[edit]
Clipping Improves Adam-Norm and AdaGrad-Norm when the Noise Is Heavy-Tailed
Proceedings of the 42nd International Conference on Machine Learning, PMLR 267:10269-10333, 2025.
Abstract
Methods with adaptive stepsizes, such as AdaGrad and Adam, are essential for training modern Deep Learning models, especially Large Language Models. Typically, the noise in the stochastic gradients is heavy-tailed for the later ones. Gradient clipping provably helps to achieve good high-probability convergence for such noises. However, despite the similarity between AdaGrad/Adam and Clip-SGD, the current understanding of the high-probability convergence of AdaGrad/Adam-type methods is limited in this case. In this work, we prove that AdaGrad/Adam (and their delayed version) can have provably bad high-probability convergence if the noise is heavy-tailed.

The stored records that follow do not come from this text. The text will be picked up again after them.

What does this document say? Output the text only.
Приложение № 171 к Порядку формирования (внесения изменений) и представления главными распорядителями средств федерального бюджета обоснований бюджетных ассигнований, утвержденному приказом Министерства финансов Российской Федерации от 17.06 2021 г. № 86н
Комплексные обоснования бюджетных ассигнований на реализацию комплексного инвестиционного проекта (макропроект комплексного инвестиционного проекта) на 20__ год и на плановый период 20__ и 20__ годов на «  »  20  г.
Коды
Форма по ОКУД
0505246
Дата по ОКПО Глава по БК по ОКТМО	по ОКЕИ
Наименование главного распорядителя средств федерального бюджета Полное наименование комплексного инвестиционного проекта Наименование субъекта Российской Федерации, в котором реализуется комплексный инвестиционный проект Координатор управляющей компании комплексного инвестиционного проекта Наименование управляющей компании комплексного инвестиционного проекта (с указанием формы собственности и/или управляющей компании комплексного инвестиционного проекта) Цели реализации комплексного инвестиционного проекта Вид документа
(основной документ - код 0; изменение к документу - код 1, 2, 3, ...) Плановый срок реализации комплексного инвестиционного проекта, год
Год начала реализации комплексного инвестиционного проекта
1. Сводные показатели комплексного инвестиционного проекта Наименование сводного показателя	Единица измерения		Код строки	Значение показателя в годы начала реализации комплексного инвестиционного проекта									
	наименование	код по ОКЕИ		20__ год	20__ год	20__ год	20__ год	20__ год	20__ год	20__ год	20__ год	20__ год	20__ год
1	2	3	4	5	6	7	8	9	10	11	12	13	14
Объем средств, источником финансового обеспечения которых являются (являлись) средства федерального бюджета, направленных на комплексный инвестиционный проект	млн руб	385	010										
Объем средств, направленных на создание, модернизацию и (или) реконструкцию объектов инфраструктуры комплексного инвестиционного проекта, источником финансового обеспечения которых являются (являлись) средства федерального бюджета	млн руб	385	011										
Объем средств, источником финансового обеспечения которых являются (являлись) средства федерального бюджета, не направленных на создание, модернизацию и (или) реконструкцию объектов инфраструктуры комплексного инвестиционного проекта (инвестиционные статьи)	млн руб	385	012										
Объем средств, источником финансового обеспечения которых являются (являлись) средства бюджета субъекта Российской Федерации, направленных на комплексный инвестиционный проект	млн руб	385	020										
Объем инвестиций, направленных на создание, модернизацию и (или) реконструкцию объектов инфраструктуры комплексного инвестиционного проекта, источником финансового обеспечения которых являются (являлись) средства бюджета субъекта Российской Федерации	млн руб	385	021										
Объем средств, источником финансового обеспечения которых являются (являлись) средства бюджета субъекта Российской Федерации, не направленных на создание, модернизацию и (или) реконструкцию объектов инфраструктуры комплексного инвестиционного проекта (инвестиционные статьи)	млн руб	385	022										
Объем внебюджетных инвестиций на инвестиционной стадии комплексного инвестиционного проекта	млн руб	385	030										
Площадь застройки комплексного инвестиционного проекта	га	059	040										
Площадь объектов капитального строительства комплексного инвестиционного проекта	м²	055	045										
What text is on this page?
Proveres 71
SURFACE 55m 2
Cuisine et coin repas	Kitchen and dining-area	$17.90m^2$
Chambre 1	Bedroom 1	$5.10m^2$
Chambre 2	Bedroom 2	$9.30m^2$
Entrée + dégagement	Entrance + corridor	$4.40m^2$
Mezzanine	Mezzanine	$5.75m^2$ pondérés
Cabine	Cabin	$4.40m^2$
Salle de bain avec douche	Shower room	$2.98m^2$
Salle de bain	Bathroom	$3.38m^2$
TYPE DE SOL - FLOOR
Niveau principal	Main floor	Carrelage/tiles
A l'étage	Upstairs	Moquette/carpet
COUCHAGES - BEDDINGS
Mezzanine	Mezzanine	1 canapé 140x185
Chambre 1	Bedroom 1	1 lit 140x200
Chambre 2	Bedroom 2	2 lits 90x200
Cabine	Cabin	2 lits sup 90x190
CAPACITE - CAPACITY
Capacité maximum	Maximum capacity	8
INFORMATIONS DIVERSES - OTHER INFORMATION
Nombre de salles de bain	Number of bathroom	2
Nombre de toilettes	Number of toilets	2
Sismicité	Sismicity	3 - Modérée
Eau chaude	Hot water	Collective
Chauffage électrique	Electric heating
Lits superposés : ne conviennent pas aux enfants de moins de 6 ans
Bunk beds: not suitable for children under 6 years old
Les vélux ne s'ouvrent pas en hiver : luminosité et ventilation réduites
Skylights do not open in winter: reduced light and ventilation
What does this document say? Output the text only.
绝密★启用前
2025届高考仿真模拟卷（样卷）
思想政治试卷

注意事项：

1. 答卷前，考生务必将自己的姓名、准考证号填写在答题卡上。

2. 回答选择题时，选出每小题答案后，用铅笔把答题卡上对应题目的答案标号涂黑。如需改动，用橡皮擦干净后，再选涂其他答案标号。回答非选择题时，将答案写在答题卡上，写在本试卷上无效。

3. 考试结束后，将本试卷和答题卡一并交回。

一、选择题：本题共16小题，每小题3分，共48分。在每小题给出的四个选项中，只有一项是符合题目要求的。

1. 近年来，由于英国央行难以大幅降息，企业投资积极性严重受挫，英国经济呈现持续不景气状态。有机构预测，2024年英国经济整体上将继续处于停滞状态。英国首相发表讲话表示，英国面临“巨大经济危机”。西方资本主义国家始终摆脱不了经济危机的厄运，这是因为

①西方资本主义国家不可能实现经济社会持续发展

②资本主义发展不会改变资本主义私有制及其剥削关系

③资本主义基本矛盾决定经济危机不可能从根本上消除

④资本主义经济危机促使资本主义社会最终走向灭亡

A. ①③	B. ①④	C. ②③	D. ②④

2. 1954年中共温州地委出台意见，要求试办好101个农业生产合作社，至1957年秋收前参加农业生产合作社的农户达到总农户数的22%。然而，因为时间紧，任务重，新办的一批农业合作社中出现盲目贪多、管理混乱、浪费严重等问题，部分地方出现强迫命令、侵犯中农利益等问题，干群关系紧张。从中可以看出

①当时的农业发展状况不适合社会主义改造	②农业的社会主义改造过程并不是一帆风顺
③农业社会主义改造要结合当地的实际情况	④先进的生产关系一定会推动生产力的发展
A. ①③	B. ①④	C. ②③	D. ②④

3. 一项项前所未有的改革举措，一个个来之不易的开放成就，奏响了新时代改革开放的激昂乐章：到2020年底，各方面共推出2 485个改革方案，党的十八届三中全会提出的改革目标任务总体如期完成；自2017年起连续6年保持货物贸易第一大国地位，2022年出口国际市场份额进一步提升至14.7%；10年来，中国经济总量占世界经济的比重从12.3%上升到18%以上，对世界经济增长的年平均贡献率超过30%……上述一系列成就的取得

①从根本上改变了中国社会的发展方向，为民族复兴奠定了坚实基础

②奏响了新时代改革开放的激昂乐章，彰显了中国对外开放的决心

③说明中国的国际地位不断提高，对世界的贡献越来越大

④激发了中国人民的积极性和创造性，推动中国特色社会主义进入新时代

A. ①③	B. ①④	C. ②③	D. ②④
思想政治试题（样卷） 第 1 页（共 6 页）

We also show that gradient clipping fixes this issue, i.e., we derive new high-probability convergence bounds with polylogarithmic dependence on the confidence level for AdaGrad-Norm and Adam-Norm with clipping and with/without delay for smooth convex/non-convex stochastic optimization with heavy-tailed noise. We extend our results to the case of AdaGrad/Adam with delayed stepsizes. Our empirical evaluations highlight the superiority of clipped versions of AdaGrad/Adam in handling the heavy-tailed noise.